Everyday tasks, whether at home or the office, require upper body movements that benefit from more muscular arms. Having strong arms also helps protect your back and core from overextending when using your upper body.
Row to Tricep Kickbacks
For a compound movement that targets your triceps, this kickback is one of the most effective ways to get quick results. Stand with legs hip-width apart, bent slightly at the hip, with a straight back. Pull your arms back into a row, then extend behind you from your elbows to target the triceps.
Bicep Curl 21s/7,7,7s
This variation on traditional bicep curls is easy and efficient for targeted bicep training. Complete seven reps of bicep curls, starting with your arms down and moving up to the 90-degree position. The following seven reps start at 90 degrees and move your hands to your shoulders. The last seven reps are the whole movement from straight down up to shoulders.
Shoulder and Back Exercises
Women of all ages can benefit from solid shoulders and backs. If you’re the one carrying kids, groceries, yard debris, or heavy tools, a strong back and shoulders will help reduce your risk of injury.

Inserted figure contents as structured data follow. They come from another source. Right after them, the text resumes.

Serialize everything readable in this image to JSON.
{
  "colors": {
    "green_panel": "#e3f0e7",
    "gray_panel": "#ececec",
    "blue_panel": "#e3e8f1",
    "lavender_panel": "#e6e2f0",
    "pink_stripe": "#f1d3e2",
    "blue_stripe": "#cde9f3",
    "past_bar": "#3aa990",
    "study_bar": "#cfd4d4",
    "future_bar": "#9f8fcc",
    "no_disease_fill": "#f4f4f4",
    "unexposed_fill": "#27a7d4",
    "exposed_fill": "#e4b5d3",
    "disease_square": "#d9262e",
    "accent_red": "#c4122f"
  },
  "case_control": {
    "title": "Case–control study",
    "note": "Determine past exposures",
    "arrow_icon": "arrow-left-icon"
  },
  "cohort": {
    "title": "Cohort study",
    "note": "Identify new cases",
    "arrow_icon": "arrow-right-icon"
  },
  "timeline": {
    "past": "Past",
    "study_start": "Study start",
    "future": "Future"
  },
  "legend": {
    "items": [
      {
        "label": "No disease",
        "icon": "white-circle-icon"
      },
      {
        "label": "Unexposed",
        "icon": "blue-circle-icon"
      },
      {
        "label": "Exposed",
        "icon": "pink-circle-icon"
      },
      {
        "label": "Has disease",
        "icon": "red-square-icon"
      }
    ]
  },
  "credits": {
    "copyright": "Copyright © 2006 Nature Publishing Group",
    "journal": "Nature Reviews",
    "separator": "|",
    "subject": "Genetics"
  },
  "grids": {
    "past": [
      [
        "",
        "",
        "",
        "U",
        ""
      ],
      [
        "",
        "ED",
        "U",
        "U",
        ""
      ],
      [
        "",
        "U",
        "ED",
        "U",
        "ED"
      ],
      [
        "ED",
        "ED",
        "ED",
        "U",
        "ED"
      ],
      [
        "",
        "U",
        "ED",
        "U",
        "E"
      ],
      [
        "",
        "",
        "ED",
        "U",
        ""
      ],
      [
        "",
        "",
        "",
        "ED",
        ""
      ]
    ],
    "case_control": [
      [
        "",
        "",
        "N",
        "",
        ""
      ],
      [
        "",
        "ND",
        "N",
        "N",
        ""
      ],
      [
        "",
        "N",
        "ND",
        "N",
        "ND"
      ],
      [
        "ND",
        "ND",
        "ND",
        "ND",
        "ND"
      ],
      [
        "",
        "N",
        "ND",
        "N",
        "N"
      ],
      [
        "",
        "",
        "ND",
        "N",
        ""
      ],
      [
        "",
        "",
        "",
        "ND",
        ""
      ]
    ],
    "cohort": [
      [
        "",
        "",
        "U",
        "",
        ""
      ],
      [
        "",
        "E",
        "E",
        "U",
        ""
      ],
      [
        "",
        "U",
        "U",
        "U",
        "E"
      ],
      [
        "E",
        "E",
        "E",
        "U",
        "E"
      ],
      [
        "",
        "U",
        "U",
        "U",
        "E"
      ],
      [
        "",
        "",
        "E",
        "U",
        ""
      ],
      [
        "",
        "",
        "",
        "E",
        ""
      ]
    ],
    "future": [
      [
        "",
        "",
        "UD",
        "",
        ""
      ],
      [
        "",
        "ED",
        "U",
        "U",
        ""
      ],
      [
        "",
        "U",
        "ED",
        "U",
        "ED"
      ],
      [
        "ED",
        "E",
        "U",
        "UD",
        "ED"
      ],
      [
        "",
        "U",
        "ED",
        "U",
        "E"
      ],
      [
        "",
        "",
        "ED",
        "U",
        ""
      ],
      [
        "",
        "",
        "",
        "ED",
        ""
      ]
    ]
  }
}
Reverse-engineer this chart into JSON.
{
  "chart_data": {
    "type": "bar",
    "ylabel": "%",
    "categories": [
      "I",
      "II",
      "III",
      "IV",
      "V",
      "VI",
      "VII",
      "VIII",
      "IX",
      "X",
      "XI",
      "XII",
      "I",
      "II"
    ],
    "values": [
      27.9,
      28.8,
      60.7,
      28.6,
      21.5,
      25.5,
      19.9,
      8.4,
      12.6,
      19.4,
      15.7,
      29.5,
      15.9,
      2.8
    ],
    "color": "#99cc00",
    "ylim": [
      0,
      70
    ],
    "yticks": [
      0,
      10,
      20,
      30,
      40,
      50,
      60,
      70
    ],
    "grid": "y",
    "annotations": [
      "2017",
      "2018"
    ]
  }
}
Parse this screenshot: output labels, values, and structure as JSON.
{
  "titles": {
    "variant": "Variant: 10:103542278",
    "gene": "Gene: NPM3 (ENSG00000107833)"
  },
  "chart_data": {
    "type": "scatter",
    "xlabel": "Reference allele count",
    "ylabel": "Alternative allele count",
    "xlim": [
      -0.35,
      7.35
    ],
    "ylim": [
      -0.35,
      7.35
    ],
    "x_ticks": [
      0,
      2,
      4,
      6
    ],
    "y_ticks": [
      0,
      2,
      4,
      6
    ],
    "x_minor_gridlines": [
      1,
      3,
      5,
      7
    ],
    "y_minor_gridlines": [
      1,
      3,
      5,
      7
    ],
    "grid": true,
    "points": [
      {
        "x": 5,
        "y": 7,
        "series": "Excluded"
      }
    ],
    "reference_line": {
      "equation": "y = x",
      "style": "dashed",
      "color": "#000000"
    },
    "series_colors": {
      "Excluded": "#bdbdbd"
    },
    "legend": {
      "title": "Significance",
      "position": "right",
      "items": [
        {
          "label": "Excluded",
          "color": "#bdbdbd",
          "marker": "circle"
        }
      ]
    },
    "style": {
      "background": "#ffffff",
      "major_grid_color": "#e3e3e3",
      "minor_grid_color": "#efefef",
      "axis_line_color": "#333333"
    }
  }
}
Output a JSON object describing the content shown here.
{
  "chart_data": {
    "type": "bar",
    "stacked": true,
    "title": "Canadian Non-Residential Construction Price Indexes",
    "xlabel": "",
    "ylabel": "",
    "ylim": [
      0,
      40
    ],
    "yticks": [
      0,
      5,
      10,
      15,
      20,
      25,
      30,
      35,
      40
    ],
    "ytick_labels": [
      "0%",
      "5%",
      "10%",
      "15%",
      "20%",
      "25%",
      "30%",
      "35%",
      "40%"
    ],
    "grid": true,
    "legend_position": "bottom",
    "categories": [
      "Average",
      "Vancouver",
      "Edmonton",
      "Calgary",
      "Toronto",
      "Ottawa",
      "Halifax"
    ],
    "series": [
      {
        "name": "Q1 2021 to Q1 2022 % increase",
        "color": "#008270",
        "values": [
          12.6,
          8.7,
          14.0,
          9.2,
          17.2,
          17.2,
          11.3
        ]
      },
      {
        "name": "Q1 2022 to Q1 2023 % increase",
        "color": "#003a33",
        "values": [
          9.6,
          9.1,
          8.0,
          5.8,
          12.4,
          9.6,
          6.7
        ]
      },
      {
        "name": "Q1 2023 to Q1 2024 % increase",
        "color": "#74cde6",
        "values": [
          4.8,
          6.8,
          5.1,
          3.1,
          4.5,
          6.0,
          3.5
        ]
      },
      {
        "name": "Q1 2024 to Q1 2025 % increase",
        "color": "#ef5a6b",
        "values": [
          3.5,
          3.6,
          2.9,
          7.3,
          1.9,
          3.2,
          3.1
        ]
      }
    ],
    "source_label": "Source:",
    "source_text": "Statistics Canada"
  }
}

These movements are small but effective since they target your shoulders. You can do them standing or prone for similar results. With arms by your side, move both out and up to form a Y shape, squeezing down and back in your shoulders at the top. Complete the T shape the same way. For W, start with arms straight above your head and pull elbows down to the side to form a W shape, again squeezing your shoulders. The L movement begins with your arms out at 90 degrees in L shapes, then rotate your hands forward and down while keeping your elbows in place.
Bent Over Row
These movements engage your whole back and core while also working your arms. Stand with feet hip-width apart and hinge forward slightly at the waist. With your arms down straight, slowly pull them back until your elbows are just past your back.
Photo: luljoz via 123RF
Having strong legs is one of the best ways to remain physically active as you age. While we use our leg muscles constantly, we often forget to target them in strength training.
This power lunge exercise targets all areas of your legs. Stand with legs together and lunge forward with one leg, keeping your knee at 90 degrees. Return to the center, then lunge out to the side, keeping your standing leg straight. Return to center, then lunge backward. Repeat on the other side.
While this calf stretch might seem simple, building calf muscles is essential for leg strength. Stand on the floor and roll up onto the balls of your feet, hold, then lower. Stand on a step with your heels off the edge for a deeper stretch.
Glutes and Core Exercises
Our modern sedentary lifestyle contributes to weaker glutes and tight hips. A weak core can encourage other muscles to compensate, leading to strain or unnecessary overuse. These core exercises help target the glutes, abs, and pelvic floor muscles that can help stabilize your entire body.
Bridges are a simple but effective way to tone your glutes, engage your core, and stretch your hips. Lie flat on your back with your knees bent and feet flat on the floor. Engage your core while bringing your glutes into a bridge position, then lower down.
This quad workout will help support your glutes and hips and add more power to your legs. Stand with feet hip-width apart and arms out straight in front of you. Sit back into your hips while engaging your core.
This plank variation combines ab strength with hip flexibility. Start in a plank position with your forearms on the floor and elbows beneath your shoulders. Bend your right leg up to the side, bringing your knee to the right elbow, then back behind you. Repeat on the left.
An exercise routine doesn’t have to be all or nothing, so try to incorporate several of these moves into your workout plan over the next few weeks. You’ll notice improved strength sooner than you think.